Intervention de Sébastien Denaja

Réunion du 9 juillet 2013 à 17h15
Commission des lois constitutionnelles, de la législation et de l'administration générale de la république

Photo issue du site de l'Assemblée nationale ou de WikipediaSébastien Denaja :

Au préalable, je voudrais dire combien il est difficile de mener un travail parlementaire satisfaisant dans des délais aussi serrés. Comme vous, monsieur le président, je regrette qu'il soit accordé si peu de considération au travail parlementaire et, in fine, au droit que nous sommes censés élaborer.

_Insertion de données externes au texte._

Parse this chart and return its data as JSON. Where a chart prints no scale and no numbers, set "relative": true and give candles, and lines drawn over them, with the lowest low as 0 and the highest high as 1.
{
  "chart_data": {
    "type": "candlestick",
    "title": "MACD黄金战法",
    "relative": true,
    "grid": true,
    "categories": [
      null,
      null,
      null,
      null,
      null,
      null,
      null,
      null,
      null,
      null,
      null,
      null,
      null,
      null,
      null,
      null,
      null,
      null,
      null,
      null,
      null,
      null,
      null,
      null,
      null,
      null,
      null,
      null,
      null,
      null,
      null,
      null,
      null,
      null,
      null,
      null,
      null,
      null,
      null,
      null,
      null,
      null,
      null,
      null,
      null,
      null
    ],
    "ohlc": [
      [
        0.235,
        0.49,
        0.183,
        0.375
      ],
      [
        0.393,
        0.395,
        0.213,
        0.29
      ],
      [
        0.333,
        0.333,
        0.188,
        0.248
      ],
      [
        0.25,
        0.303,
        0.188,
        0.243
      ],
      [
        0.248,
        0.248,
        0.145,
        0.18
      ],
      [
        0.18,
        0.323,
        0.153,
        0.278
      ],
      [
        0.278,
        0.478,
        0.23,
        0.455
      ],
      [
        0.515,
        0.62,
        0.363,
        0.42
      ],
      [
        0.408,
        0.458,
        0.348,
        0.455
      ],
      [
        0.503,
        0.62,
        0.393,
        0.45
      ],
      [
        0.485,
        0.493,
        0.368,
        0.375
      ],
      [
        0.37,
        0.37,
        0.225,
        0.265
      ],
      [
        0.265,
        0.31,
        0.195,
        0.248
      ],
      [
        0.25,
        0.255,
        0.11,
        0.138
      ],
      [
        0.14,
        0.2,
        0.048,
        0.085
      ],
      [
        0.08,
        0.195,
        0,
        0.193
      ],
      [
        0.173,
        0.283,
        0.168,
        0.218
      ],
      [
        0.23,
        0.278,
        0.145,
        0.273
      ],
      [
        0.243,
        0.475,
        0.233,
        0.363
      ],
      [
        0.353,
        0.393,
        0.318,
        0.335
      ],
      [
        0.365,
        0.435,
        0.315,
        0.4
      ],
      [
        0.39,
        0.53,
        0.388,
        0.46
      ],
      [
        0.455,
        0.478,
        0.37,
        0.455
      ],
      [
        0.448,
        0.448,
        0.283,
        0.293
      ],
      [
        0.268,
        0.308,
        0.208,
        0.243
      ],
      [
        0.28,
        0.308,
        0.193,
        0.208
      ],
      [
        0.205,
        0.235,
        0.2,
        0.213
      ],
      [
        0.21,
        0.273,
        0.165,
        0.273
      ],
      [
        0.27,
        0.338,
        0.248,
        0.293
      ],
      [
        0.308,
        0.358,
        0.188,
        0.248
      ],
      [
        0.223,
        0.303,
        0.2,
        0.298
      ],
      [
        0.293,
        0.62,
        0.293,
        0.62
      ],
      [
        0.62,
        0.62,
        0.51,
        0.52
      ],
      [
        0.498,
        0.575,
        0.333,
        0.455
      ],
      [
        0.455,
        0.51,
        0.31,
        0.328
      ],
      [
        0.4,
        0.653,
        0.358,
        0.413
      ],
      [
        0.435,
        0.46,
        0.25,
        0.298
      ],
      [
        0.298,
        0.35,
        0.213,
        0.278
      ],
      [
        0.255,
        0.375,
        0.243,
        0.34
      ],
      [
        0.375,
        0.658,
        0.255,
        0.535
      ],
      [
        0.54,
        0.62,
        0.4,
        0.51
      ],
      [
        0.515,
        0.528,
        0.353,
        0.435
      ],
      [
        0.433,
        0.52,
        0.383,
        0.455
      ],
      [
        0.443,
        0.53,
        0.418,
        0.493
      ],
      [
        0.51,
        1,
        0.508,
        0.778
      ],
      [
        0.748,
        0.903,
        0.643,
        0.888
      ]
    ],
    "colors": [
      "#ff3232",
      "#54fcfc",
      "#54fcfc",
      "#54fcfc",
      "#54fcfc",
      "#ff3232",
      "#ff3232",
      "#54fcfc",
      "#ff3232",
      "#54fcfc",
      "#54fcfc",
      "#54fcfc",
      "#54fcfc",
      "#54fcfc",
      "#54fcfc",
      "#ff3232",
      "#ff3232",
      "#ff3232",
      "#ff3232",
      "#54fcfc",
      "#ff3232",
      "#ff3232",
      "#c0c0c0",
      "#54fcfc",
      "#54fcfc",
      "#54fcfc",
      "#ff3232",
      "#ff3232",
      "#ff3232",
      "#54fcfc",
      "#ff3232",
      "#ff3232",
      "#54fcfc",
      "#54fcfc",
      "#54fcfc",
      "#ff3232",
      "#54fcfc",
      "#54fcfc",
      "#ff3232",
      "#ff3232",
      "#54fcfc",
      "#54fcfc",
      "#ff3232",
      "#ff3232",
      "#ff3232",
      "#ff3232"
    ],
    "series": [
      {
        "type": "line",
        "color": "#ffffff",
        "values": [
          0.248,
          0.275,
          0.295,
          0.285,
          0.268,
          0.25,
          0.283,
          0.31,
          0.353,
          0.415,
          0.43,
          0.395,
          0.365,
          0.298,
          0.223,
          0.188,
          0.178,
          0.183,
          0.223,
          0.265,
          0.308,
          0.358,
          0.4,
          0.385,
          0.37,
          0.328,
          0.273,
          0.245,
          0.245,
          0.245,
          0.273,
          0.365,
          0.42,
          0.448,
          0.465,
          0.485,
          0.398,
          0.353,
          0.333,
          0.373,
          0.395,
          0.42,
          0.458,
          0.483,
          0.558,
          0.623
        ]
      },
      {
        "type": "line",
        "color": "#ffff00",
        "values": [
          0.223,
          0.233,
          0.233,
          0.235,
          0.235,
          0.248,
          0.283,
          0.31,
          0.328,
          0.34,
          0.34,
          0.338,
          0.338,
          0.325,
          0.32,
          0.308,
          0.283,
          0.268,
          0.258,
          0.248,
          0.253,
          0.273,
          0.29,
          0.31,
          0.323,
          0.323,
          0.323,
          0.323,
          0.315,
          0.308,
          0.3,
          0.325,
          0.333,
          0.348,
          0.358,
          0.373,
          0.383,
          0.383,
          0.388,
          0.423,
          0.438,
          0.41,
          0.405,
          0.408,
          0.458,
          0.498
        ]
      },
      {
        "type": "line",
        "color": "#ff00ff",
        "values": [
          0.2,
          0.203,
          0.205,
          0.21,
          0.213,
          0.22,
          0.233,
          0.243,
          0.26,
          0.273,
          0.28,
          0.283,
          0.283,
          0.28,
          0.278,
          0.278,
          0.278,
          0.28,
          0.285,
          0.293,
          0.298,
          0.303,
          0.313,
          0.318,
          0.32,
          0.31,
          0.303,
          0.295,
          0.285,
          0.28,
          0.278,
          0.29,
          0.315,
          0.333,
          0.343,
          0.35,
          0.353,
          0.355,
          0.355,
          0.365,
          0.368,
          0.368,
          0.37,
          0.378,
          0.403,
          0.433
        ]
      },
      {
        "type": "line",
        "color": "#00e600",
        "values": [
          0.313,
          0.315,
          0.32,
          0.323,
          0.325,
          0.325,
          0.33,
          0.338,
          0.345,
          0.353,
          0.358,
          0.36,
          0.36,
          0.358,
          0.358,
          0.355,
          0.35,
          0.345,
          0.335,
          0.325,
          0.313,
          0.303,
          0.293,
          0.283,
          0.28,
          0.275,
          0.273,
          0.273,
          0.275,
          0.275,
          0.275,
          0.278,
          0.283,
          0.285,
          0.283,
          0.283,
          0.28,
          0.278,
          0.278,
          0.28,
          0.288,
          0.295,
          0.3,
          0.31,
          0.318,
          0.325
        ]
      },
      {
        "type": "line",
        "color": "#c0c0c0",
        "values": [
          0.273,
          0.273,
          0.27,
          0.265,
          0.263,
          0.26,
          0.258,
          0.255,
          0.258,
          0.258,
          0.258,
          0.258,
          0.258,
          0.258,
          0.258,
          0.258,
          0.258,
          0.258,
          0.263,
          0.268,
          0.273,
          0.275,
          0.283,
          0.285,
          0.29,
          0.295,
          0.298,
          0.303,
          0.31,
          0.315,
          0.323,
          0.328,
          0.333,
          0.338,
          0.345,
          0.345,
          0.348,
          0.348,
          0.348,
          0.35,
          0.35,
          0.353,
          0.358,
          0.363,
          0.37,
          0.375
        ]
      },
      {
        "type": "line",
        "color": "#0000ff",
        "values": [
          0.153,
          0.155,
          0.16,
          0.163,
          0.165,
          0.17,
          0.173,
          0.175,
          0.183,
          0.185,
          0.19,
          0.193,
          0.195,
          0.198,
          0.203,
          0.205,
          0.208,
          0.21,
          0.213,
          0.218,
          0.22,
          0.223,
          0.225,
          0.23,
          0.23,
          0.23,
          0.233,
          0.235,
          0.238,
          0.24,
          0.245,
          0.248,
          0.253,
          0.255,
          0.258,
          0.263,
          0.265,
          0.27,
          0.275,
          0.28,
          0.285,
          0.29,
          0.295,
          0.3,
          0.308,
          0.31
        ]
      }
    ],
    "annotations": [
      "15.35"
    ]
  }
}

Sur le fond, ce texte était en cohérence avec le projet de loi constitutionnelle portant réforme du Conseil supérieur de la magistrature (CSM), qui défendait une conception indépendante de la justice, à l'opposé de la position traditionnelle de la droite, qui considère comme normale la soumission de la justice au pouvoir politique. Je déplore que le Sénat n'ait pas voté cette réforme dans des termes proches de ceux de l'Assemblée nationale. Son report est un mauvais coup porté à l'institution judiciaire, à son indépendance et, plus généralement, à la démocratie. Une fois de plus, la Haute assemblée semble être le théâtre d'une basse politique.

Je considère cependant que le présent texte possède une cohérence propre et mérite d'être voté, moyennant les modifications que nous y apporterons en deuxième lecture.

Il est en effet indispensable de modifier plusieurs points de ce projet de loi, d'abord en consacrant l'interdiction, pour le ministre de la Justice, de donner des instructions au parquet dans des affaires individuelles. Nous constatons, chaque jour, le flot incessant de ces affaires que la justice doit pouvoir traiter avec sérénité et sans faire l'objet d'une pression quelconque de la part du pouvoir politique. Il est vital que les Français retrouvent confiance dans leur justice à cet égard.

Il convient également de clarifier la définition de la politique pénale. En 2011, les tribunaux recevaient près d'une circulaire générale de politique pénale tous les trois jours. Une telle frénésie n'incite pas à la sérénité dans l'administration de la justice !

Bref, nous devons revenir aux fondamentaux d'une politique déterminée par le garde de Sceaux et appliquée par les parquets dans le sens de l'intérêt général.

Il faut aussi oeuvrer à la sécurisation de notre droit vis-à-vis des règles européennes. Il suffit de relire l'arrêt Medvedyev rendu par la Cour européenne des droits de l'homme en 2010, pour comprendre qu'une grande partie de nos procédures judiciaires pourraient être mises en péril, si nous ne précisons pas la place du parquet comme entité hiérarchisée, certes, mais exempte de toutes pressions dans les affaires individuelles.

Je rejoins le rapporteur sur la nécessité de travailler à la transparence et à la publicité des instructions générales, même si je ne souscris pas aux dérogations à la publicité que prévoit son amendement CL 1.

Notre assemblée doit également revenir sur la nécessaire information du Parlement. Je ne partage pas les craintes constitutionnelles émises par le Sénat. L'instauration d'un débat annuel au Parlement sur la politique pénale de notre pays serait une marque importante de transparence vis-à-vis de nos concitoyens.

Le Sénat apporte souvent d'utiles précisions légistiques et des amendements de sagesse, mais il a procédé, en l'espèce, à un écrémage complet du texte que nous avons voté en première lecture. Nous ne pouvons évidemment pas nous en satisfaire. Il est de notre responsabilité de parlementaires et de législateurs de rétablir le texte dans l'équilibre que nous avions trouvé à l'issue de la première lecture. Au nom du groupe SRC, je réaffirme donc notre attachement à une définition claire de la politique pénale générale, à la transparence et au respect de l'intérêt général, à une évaluation des politiques ressort par ressort. Nous soutiendrons plusieurs des amendements déposés par le rapporteur en ce sens.